Dans le département de la Mayenne, un projet de huit pôles, déjà validé par les collectivités territoriales, est en cours de négociation avec les professionnels de santé libéraux du département. Pour l'un des principaux promoteurs de ce projet, le Dr Luc Duquesnel, les pôles de santé se distinguent des maisons de santé pluridisciplinaires en ce qu'ils s'intègrent dans une dimension territoriale plus globale : un pôle de santé ne se conçoit pas de manière individuelle, mais dans un schéma (territorial, départemental ou régional) de l'organisation des soins primaires. Pour le reste, un pôle de santé présente de nombreuses similitudes avec les maisons de santé pluridisciplinaires, notamment en ce qu'il rassemble comme elles des professionnels médicaux et paramédicaux. Ces structures peuvent bénéficier des mêmes aides que les maisons de santé pluridisciplinaires, mais, dans la pratique, leur dimension territoriale les rend plus attrayants encore aux yeux des mairies, des conseils généraux ou régionaux.
-Les communautés de santé.
C'est le nouveau vocable lancé par le député UMP André Flajolet, chargé par Roselyne Bachelot d'un rapport sur les inégalités d'accès aux soins en France. Par ce terme, il désigne «un lieu de partage de tâches, dans lequel, outre des médecins généralistes et spécialistes, on trouve aussi des paramédicaux, de l'administration, du suivi, de l'HAD et des soins de fin de vie». Pour André Flajolet, il s'agit de «lieux pertinents sur un territoire cohérent, dans lesquels les collectivités locales seront impliquées, tant dans le domaine de la prévention primaire que secondaire ou tertiaire». Le député UMP n'ayant à ce jour rendu qu'un prérapport à la ministre de la Santé, il est trop tôt pour savoir si cette proposition sera retenue, quels en seront les contours précis, et si ces nouvelles formes de regroupement bénéficieront d'aides spécifiques.

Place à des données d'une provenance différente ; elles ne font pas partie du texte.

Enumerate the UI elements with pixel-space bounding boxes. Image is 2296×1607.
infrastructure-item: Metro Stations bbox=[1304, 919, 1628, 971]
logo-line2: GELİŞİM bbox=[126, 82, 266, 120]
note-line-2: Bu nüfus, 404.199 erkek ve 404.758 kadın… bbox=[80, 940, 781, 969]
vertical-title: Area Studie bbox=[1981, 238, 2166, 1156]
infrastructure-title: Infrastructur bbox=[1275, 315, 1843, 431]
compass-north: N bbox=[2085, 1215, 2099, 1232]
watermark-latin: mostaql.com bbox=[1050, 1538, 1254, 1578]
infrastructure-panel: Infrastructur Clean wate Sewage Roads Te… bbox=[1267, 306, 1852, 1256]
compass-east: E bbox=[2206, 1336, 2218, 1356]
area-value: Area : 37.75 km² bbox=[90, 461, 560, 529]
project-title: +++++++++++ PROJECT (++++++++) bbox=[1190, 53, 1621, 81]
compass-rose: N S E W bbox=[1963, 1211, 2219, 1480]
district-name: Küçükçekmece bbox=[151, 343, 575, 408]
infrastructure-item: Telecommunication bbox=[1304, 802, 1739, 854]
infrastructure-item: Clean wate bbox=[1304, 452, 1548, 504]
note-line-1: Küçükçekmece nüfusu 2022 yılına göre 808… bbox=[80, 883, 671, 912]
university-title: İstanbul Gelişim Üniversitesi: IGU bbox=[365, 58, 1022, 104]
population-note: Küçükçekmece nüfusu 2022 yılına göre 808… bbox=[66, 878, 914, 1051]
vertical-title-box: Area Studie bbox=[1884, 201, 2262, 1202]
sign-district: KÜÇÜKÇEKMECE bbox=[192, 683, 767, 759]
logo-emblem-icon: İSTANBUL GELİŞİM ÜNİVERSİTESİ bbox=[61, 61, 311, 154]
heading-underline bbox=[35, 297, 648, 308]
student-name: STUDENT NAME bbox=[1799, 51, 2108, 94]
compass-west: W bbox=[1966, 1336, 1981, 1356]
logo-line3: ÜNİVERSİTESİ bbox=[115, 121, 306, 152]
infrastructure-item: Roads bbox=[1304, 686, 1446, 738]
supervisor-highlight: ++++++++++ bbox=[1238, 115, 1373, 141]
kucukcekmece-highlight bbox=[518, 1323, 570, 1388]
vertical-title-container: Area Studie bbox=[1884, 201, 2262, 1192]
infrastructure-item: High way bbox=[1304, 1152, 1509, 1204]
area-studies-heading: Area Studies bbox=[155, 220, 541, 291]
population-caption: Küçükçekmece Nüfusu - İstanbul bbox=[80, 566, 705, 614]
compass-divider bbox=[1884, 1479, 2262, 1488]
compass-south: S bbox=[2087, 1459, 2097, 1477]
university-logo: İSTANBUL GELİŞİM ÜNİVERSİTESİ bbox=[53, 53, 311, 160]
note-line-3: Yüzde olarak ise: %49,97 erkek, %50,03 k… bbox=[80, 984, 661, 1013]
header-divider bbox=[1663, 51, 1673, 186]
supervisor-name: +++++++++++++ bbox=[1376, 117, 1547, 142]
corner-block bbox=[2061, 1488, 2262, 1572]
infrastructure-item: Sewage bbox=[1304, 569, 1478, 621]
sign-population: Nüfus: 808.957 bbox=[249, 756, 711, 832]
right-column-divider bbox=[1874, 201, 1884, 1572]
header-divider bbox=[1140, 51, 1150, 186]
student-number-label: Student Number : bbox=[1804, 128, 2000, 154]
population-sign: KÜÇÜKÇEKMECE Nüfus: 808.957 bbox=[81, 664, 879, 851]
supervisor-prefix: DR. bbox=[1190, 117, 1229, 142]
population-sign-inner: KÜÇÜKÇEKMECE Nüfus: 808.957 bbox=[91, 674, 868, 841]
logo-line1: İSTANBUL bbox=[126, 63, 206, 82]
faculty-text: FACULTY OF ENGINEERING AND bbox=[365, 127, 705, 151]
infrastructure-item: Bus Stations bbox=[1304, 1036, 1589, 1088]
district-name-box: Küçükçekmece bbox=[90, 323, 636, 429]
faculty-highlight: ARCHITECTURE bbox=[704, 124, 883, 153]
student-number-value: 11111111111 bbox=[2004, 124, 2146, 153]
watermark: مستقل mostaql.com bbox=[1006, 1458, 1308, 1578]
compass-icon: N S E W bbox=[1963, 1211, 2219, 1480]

Toutes ces différentes structures, à l'exception parfois des cabinets de groupe, ont (ou auront) généralement élaboré un projet médical, préalable au regroupement des professionnels qui y travaillent (ou y travailleront). Pour Luc Duquesnel, un projet médical est «un accord passé entre des professionnels de santé qui souhaitent travailler ensemble, sur l'organisation et le fonctionnement de leur regroupement, ainsi que sur leurs objectifs en termes de soins et de prévention. Ce projet s'articule avec le secteur médico-social du territoire concerné, ainsi qu'avec ses structures hospitalières, qu'il s'agisse d'un hôpital local, d'un centre hospitalier ou d'un centre hospitalier universitaire».
(1) Cet engagement devrait trouver une traduction juridique dans le projet de loi de santé publique sans doute discuté à l'Assemblée à l'automne prochain.